Cosa prevede la legge Cirinnà sulla pensione di reversibilità per le unioni civili alla morte del partner: cosa cambia rispetto alla convivenza di fatto.
La pensione di reversibilità spetta anche alle unioni civili, se il partner dello stesso sesso muore. Le unioni civili, regolamentate dalla legge Cirinnà del 2016, sono equiparate al matrimonio, per questo le parti godono degli stessi diritti (o quasi).
Le cose stanno diversamente per la convivenza di fatto: il convivente, in nessun caso, ha diritto alla pensione di reversibilità del partner.
In merito alle unioni civili tra omosessuali, anche la Corte di cassazione si è recentemente espressa a favore della pensione di reversibilità per il superstite, adeguandosi alla circolare dell’Inps n. 5171 del 2016.
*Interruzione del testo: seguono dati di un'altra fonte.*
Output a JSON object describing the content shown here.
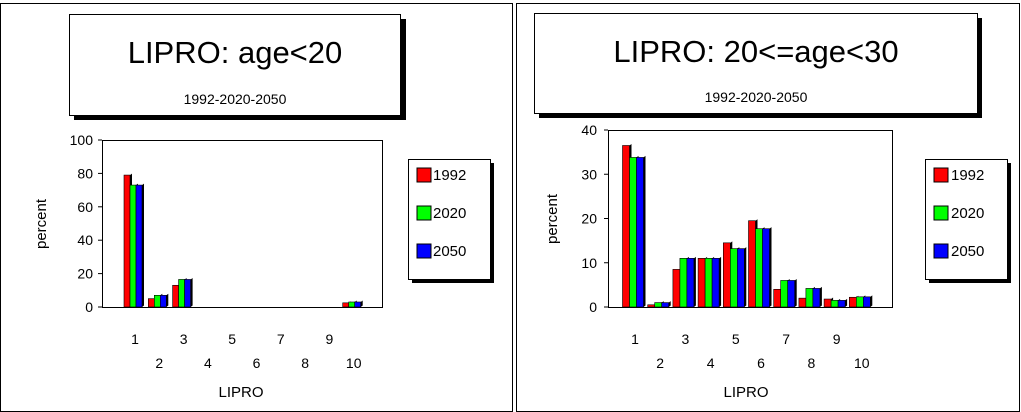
{
  "colors": {
    "1992": "#ff0000",
    "2020": "#00ff00",
    "2050": "#0000ff",
    "bar_side": "#000000"
  },
  "chart_data": [
    {
      "type": "bar",
      "title": "LIPRO: age<20",
      "subtitle": "1992-2020-2050",
      "xlabel": "LIPRO",
      "ylabel": "percent",
      "ylim": [
        0,
        100
      ],
      "yticks": [
        "0",
        "20",
        "40",
        "60",
        "80",
        "100"
      ],
      "categories": [
        "1",
        "2",
        "3",
        "4",
        "5",
        "6",
        "7",
        "8",
        "9",
        "10"
      ],
      "grid": false,
      "legend_position": "right",
      "series": [
        {
          "name": "1992",
          "values": [
            79,
            5,
            13,
            0,
            0,
            0,
            0,
            0,
            0,
            2.5
          ]
        },
        {
          "name": "2020",
          "values": [
            73,
            7,
            16.5,
            0,
            0,
            0,
            0,
            0,
            0,
            3
          ]
        },
        {
          "name": "2050",
          "values": [
            73,
            7,
            16.5,
            0,
            0,
            0,
            0,
            0,
            0,
            3
          ]
        }
      ]
    },
    {
      "type": "bar",
      "title": "LIPRO: 20<=age<30",
      "subtitle": "1992-2020-2050",
      "xlabel": "LIPRO",
      "ylabel": "percent",
      "ylim": [
        0,
        40
      ],
      "yticks": [
        "0",
        "10",
        "20",
        "30",
        "40"
      ],
      "categories": [
        "1",
        "2",
        "3",
        "4",
        "5",
        "6",
        "7",
        "8",
        "9",
        "10"
      ],
      "grid": false,
      "legend_position": "right",
      "series": [
        {
          "name": "1992",
          "values": [
            36.5,
            0.5,
            8.5,
            11,
            14.5,
            19.5,
            4,
            2,
            1.8,
            2.2
          ]
        },
        {
          "name": "2020",
          "values": [
            33.8,
            1,
            11,
            11,
            13.2,
            17.7,
            6,
            4.2,
            1.5,
            2.3
          ]
        },
        {
          "name": "2050",
          "values": [
            33.8,
            1,
            11,
            11,
            13.2,
            17.7,
            6,
            4.2,
            1.5,
            2.3
          ]
        }
      ]
    }
  ]
}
Sì alla pensione di reversibilità in caso di unioni civili
La legge 76/2016 (nota come legge Cirinnà) ha disciplinato per la prima volta in Italia le unioni civili tra coppie gay, estendendo molte delle tutele previste per le persone sposate. Nonostante gli iniziali dubbi interpretativi, la legge ha riconosciuto anche per le unioni civili il diritto alla pensione di reversibilità, ovvero il trattamento pensionistico erogato dall’Inps alla morte del partner e in presenza di alcuni requisiti.
Anzi, le coppie omosessuali che hanno contratto l’unione civile hanno diritto - oltre alla pensione di reversibilità - anche ad altri trattamenti economici:
- integrazione al trattamento minimo, cioè una forma di sostegno economico erogata dall’Inps a chi ha una pensione particolarmente bassa;
- maggiorazione sociale, prestazione previdenziale concessa su richiesta dall’Inps per cittadini economicamente svantaggiati.
Le precisazioni dell’Inps sulla reversibilità alle unioni civili
Poco dopo l’entrata in vigore della legge Cirinnà, l’Inps ha precisato che ai fini previdenziali le coppie che hanno stretto un’unione civile sono equiparate in toto ai coniugati. In sostanza, allo stato attuale, hanno diritto alla pensione di reversibilità:
- il coniuge superstite anche separato o divorziato;
- i figli del defunto che non abbiano più di 18 anni o, indipendentemente dall’età, i figli inabili al lavoro e a carico del genitore al momento del decesso;
- il componente superstite dell’unione civile;
- i genitori del defunto, in assenza del coniuge, dei figli o della parte superstite che ha costituito l’unione civile;
- i fratelli celibi e sorelle nubili inabili al lavoro e carico del lavoratore deceduto, quando mancano anche i genitori.
Ad oggi, quindi, anche in favore del componente dell’unione ancora in vita (ma non dei conviventi, come vedremo più avanti) è possibile erogare, sempre su richiesta dell’interessato, il 60% del trattamento maturato o goduto dal compagno scomparso, secondo quanto prevede la legge n. 335 del 1995.
Come chiedere la pensione di reversibilità
Per ottenere l’assegno dell’Inps occorre presentare apposita domanda alla morte del partner personalmente agli uffici dell’Ente previdenziale oppure tramite patronato o online sul portale istituzionale.
La richiesta deve essere corredata dei documenti seguenti:
- certificato di morte della parte dell’unione civile
- certificato (anche autocertificazione) dalla quale risulti l’unione civile
- dichiarazione di non avvenuta pronuncia di sentenza di separazione con addebito
- dichiarazione di non aver contratto un nuovo matrimonio o unione
- dichiarazione sul diritto alle detrazioni d’imposta e reddituale
- modalità di pagamento
Ai conviventi di fatto spetta la pensione di reversibilità?
Oltre alle unioni civili tra persone dello stesso sesso, la legge Cirinnà disciplina diritti e doveri delle coppie conviventi tra questi, però non compare la pensione di reversibilità. Dunque, contrariamente a quanto previsto per le unioni civili - che sono equiparate al matrimonio - i conviventi di fatto non hanno diritto alla pensione di reversibilità dopo la morte del partner.
Per tale ragione, i beneficiari di pensione di reversibilità per un precedente matrimonio/unione civile, non perdono l’assegno se iniziano una nuova convivenza di fatto; mentre lo perderebbero dopo la stipulazione di nuove nozze o unione civile.